When workflows become data-heavy
Data-heavy pain points include:
- High-volume document ingestion for embeddings and tool inputs
- Repeated API calls causing throttling and latency
- Complex joins, deduplication, enrichment and standardized schemas
- Unreliable ad-hoc payloads feeding agent inputs
What Peliqan provides
Peliqan becomes the data foundation so both LangGraph and n8n operate efficiently:
- 250+ connectors → unify SaaS, DBs, files and APIs into a consistent ingestion layer.
- Centralized transformations → Python/SQL pipelines for cleansing, enrichment and joins before agents consume data.
- AI readiness → RAG and Text-to-SQL patterns on clean, versioned datasets so agents query reliable sources.
- Cached, queryable warehouse → avoid repeated calls and scale embedding retrieval cost-effectively.
- Governance & lineage → schema enforcement and observability for audits and debugging.
LangGraph and n8n — with & without Peliqan
Aspect | LangGraph or n8n Alone | With Peliqan |
---|---|---|
Data ingestion | Scattered per-graph or per-flow ingestion (duplicate work) | Unified ingestors & connectors; single source of truth |
Agent inputs | Raw payloads — inconsistent & brittle | Clean, deduped, and enriched data for agent graphs |
Transformations | Scattered inside graphs/flows (hard to maintain) | Central pipelines (Python/SQL) with reuse & testing |
Scaling | Graphs or flows can hit API throttles and cost limits | Cached datasets + efficient retrieval for embeddings & queries |
Observability | Limited across many graphs and repos | Unified lineage, schema history, and monitoring |
Who benefits most
- Data teams building multi-agent AI systems: LangGraph + Peliqan for reliable orchestration and data access.
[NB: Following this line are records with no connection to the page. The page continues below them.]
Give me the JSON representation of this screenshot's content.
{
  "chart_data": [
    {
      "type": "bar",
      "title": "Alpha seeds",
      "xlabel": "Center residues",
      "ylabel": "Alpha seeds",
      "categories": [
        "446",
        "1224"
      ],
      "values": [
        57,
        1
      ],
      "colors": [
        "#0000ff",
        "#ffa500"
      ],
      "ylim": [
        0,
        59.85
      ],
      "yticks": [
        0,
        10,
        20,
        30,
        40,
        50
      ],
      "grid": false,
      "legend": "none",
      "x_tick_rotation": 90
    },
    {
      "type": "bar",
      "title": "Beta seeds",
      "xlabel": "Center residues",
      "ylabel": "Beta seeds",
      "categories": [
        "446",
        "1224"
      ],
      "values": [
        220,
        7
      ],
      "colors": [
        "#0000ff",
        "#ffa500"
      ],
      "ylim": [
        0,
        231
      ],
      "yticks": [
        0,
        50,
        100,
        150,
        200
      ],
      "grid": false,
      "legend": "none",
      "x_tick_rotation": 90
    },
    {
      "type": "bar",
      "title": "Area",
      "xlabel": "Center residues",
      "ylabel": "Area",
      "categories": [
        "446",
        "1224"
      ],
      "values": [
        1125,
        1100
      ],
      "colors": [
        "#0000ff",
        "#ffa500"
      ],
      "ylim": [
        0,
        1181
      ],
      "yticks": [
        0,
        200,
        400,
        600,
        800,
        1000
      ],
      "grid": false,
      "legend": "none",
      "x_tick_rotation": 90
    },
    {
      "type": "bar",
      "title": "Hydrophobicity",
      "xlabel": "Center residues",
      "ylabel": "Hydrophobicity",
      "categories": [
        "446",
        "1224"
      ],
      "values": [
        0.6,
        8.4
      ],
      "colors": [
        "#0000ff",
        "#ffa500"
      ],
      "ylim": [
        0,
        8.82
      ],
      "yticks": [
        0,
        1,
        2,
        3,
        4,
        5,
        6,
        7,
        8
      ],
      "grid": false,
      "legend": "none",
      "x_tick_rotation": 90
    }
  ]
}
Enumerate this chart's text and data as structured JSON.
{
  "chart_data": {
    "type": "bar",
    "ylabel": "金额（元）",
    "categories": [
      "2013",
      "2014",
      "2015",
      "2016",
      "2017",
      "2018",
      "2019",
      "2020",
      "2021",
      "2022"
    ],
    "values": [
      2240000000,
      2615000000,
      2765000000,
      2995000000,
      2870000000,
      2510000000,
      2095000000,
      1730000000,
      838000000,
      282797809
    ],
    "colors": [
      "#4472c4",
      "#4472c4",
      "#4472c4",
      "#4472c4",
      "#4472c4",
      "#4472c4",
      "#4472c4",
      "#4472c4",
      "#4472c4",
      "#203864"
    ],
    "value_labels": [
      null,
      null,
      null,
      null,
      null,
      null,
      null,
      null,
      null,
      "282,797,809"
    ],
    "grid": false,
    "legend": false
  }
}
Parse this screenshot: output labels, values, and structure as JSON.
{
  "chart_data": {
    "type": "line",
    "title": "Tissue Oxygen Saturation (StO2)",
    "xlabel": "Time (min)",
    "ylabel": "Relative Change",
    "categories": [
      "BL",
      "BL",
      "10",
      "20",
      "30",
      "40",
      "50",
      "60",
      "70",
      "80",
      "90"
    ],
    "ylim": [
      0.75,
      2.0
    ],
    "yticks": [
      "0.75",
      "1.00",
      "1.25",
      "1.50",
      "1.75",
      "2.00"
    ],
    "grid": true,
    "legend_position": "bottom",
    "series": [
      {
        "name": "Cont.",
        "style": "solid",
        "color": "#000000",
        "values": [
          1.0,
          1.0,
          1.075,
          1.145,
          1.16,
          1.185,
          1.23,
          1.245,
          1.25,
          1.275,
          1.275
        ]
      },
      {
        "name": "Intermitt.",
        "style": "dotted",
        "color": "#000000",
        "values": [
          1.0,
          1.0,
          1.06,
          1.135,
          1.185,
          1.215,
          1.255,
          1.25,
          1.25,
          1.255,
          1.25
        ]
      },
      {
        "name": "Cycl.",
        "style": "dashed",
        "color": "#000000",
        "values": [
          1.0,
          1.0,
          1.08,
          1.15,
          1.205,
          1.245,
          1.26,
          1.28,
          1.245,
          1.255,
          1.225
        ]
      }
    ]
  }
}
- Ops teams automating cross-system flows: n8n + Peliqan to offload heavy data work from flows.
- AI/ML teams needing reproducible training & inference datasets.
- Consultancies building multi-system automations for clients with governance needs.
Examples
Multi-Agent Research Pipeline
Ingest: APIs & databases → Peliqan ingestion & embeddings → LangGraph agent graph for tool calls & reasoning → n8n triggers downstream notifications.
Customer Insights Orchestration
Trigger: Event → n8n orchestrates CRM & billing calls → push raw data to Peliqan → central pipeline normalises & enriches → LangGraph agents generate insights.
Automated Compliance Reporting
Schedule: n8n triggers nightly extract → Peliqan runs transformations & stores snapshots → LangGraph agent compiles audit summary → n8n distributes report.
In short:
- LangGraph → Best for engineering teams building sophisticated multi-agent graphs and tool orchestration.
- n8n → Best for teams needing to integrate many apps and automate cross-system processes quickly.
- Peliqan + either → The data backbone that turns brittle, payload-driven automations into scalable, auditable, and AI-ready workflows.
Conclusion
LangGraph and n8n are complementary tools. LangGraph gives you the control to orchestrate complex AI agent graphs; n8n helps you build and operationalise integrations and data flows.
For data automation teams, the pragmatic architecture is layered: use each tool where it’s strongest and rely on a dedicated data foundation (like Peliqan) to handle ingestion, transformations, caching, and governance. That approach reduces operational risk, improves agent inputs, and accelerates time-to-value for AI-driven automation.